Logika berasal dari kata Yunani kuno λόγος (logos) yang berarti hasil pertimbangan
akal pikiran yang diutarakan lewat kata dan dinyatakan dalam bahasa. Dalam
bahasa Arab disebut Mantiq. Logika
adalah salah satu cabang filsafat. Logika adalah sebuah cabang filsafat
yang praktis. Praktis di sini berarti logika dapat
dipraktekkan dalam kehidupan sehari-hari. Logika adalah sarana untuk berpikir
sistematis, valid dan dapat dipertanggungjawabkan. Karena itu, berpikir logis adalah berpikir
sesuai dengan aturan-aturan berpikir, seperti setengah tidak boleh lebih besar
daripada satu. Logis dalam bahasa
sehari-hari kita sebut masuk akal. Logika
digunakan untuk melakukan
pembuktian. Logika mengatakan bentuk inferensi yang berlaku dan yang tidak. Secara
tradisional, logika dipelajari sebagai cabang filosofi, tetapi juga bisa dianggap sebagai cabang matematika.

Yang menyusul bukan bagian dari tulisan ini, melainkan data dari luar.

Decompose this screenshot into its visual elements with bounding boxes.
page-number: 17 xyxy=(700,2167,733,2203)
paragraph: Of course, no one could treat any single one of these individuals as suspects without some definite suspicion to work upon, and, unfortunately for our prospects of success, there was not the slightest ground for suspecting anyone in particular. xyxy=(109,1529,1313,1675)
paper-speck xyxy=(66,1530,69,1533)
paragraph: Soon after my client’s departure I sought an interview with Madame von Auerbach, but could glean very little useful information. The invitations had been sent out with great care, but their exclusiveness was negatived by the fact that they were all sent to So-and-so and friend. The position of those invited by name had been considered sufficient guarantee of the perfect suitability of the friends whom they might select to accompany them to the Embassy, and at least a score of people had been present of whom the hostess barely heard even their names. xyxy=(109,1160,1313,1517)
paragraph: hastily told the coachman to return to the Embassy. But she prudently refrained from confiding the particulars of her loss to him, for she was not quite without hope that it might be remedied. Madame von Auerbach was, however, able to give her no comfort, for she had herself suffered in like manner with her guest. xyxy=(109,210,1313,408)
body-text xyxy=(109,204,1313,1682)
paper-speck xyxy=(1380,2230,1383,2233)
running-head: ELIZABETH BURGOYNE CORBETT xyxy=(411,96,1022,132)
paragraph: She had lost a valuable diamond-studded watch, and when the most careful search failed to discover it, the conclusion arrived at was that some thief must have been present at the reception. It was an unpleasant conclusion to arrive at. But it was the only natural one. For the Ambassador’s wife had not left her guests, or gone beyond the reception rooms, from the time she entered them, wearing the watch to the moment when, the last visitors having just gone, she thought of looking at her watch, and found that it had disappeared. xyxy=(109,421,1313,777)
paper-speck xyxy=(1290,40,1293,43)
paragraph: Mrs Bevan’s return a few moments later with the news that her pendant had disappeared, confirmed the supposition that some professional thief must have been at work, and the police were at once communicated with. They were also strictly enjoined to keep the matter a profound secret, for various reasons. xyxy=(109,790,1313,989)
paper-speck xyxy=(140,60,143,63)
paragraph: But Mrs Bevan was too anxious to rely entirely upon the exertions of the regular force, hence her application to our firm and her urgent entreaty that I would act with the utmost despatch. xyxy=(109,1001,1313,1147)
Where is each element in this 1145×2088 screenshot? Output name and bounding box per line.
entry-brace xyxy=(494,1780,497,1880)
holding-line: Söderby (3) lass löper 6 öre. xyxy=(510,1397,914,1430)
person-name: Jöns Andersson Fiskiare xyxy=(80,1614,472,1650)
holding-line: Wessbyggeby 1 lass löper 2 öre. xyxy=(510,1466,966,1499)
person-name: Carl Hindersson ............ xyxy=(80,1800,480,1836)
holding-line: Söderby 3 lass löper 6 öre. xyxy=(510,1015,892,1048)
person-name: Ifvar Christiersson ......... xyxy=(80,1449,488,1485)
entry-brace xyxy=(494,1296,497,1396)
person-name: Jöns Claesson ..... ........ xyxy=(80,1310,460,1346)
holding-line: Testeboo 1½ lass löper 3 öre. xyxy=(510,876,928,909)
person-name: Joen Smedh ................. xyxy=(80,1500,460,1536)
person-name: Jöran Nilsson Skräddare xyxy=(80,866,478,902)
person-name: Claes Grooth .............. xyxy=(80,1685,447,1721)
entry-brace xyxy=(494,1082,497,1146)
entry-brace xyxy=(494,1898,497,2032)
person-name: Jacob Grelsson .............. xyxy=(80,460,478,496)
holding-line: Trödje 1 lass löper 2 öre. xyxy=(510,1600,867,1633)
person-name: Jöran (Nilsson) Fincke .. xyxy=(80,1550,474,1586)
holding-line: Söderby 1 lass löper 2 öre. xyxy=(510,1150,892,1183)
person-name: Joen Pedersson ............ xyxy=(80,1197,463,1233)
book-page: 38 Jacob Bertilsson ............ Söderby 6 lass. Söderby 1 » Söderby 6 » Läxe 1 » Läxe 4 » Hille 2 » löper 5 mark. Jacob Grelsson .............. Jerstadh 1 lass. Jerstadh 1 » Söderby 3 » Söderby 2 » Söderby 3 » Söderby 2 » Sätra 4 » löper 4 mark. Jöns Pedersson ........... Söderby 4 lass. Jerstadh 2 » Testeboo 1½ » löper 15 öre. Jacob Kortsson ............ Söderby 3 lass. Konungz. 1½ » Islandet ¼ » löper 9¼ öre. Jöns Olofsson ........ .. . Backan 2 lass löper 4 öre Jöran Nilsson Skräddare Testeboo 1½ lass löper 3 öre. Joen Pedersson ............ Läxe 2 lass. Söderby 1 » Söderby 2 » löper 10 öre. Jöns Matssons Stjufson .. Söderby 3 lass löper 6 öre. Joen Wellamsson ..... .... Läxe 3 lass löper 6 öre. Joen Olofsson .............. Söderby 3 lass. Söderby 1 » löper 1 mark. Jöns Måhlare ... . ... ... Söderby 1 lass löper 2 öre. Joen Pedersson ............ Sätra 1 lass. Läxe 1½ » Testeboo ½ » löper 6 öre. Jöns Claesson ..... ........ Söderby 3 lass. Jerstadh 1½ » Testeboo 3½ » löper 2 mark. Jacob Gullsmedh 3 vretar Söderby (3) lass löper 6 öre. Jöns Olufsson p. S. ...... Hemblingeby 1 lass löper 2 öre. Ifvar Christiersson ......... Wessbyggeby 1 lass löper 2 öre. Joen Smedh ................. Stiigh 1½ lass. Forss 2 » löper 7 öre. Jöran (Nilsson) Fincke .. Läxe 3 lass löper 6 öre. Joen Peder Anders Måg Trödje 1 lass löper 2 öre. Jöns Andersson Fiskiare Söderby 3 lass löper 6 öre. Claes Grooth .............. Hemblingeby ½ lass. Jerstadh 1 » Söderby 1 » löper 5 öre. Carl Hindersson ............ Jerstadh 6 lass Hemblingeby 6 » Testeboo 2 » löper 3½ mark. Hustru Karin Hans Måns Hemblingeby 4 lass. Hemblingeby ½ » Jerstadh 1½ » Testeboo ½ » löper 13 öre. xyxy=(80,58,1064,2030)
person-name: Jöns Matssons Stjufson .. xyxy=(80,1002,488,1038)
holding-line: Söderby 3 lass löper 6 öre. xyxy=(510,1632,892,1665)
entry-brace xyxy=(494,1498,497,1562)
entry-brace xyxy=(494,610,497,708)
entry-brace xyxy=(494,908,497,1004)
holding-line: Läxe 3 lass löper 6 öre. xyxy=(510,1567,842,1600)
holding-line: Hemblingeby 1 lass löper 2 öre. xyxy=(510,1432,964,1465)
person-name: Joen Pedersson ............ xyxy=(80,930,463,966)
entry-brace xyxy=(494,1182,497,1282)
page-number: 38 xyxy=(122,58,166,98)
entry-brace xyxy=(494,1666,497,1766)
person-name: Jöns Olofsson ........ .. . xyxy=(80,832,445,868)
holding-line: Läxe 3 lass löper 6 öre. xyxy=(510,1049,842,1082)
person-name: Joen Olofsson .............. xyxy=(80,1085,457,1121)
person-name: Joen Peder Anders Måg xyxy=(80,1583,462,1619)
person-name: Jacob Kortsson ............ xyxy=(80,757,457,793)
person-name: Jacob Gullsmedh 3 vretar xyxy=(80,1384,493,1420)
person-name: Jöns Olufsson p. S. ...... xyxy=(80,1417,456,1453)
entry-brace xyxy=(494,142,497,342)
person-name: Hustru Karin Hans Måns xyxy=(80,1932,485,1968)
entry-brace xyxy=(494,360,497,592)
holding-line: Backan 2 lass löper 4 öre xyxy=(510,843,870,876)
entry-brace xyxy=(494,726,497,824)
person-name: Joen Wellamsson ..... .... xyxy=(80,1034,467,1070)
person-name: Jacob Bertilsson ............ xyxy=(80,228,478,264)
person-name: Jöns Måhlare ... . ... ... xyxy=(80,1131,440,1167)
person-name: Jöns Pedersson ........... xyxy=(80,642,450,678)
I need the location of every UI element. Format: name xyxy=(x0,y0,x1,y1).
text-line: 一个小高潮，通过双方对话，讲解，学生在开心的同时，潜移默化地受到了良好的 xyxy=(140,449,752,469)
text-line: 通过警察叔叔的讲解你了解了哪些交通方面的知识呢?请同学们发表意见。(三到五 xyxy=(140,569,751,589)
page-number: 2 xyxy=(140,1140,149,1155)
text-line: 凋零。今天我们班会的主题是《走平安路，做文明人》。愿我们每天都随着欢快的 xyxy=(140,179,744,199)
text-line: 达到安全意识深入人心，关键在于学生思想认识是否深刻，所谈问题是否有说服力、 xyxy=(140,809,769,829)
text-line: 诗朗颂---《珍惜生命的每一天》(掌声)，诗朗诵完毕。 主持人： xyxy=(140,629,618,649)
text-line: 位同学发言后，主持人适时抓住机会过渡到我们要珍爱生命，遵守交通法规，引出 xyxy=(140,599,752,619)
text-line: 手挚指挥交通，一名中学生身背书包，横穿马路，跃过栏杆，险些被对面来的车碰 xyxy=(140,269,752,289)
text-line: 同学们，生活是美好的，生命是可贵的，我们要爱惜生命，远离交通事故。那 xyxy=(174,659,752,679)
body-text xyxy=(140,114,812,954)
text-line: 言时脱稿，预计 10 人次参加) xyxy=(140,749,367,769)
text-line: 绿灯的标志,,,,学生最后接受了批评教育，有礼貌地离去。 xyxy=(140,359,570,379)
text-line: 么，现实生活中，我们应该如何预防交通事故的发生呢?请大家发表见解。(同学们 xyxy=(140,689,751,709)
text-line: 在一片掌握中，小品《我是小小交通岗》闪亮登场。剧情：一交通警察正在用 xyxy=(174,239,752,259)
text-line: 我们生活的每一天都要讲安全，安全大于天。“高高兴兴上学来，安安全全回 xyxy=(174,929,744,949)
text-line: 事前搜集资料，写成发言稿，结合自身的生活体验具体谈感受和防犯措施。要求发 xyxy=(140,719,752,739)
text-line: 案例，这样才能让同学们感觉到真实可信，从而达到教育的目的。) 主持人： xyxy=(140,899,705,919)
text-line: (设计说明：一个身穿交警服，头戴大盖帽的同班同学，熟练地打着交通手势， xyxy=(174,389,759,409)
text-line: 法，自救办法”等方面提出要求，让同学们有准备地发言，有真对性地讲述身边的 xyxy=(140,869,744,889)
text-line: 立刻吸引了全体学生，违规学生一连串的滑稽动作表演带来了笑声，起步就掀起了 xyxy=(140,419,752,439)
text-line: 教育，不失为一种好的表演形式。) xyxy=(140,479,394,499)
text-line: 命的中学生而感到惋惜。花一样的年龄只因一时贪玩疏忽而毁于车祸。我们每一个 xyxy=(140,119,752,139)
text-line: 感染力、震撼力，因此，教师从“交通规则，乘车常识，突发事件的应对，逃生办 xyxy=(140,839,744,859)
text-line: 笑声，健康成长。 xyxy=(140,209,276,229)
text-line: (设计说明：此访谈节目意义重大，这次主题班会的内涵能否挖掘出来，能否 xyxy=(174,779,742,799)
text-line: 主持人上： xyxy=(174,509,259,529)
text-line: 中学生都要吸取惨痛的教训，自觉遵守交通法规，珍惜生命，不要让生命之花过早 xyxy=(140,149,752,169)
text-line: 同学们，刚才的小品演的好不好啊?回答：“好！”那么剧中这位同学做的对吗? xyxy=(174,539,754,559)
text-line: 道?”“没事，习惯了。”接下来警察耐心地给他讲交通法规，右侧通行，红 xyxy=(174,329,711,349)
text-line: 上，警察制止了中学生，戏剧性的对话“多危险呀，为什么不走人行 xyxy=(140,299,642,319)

Logika tidak bisa dihindarkan dalam proses hidup mencari
kebenaran. Logika berfungsi untuk:
- Membantu setiap orang yang mempelajari logika untuk berpikir secara rasional, kritis, lurus, tetap, tertib, metodis dan koheren.
- Meningkatkan kemampuan berpikir secara abstrak, cermat, dan objektif.
- Menambah kecerdasan dan meningkatkan kemampuan berpikir secara tajam dan mandiri.
- Memaksa dan mendorong orang untuk berpikir sendiri dengan menggunakan asas-asas sistematis
- Meningkatkan cinta akan kebenaran dan menghindari kesalahan-kesalahan berpikir, kekeliruan, serta kesesatan.
- Mampu melakukan analisis terhadap suatu kejadian.
- Terhindar dari klenik, gugon-tuhon (bahasa Jawa).
- Apabila sudah mampu berpikir rasional, kritis, lurus, metodis dan analitis sebagaimana tersebut pada butir pertama maka akan meningkatkan citra diri seseorang.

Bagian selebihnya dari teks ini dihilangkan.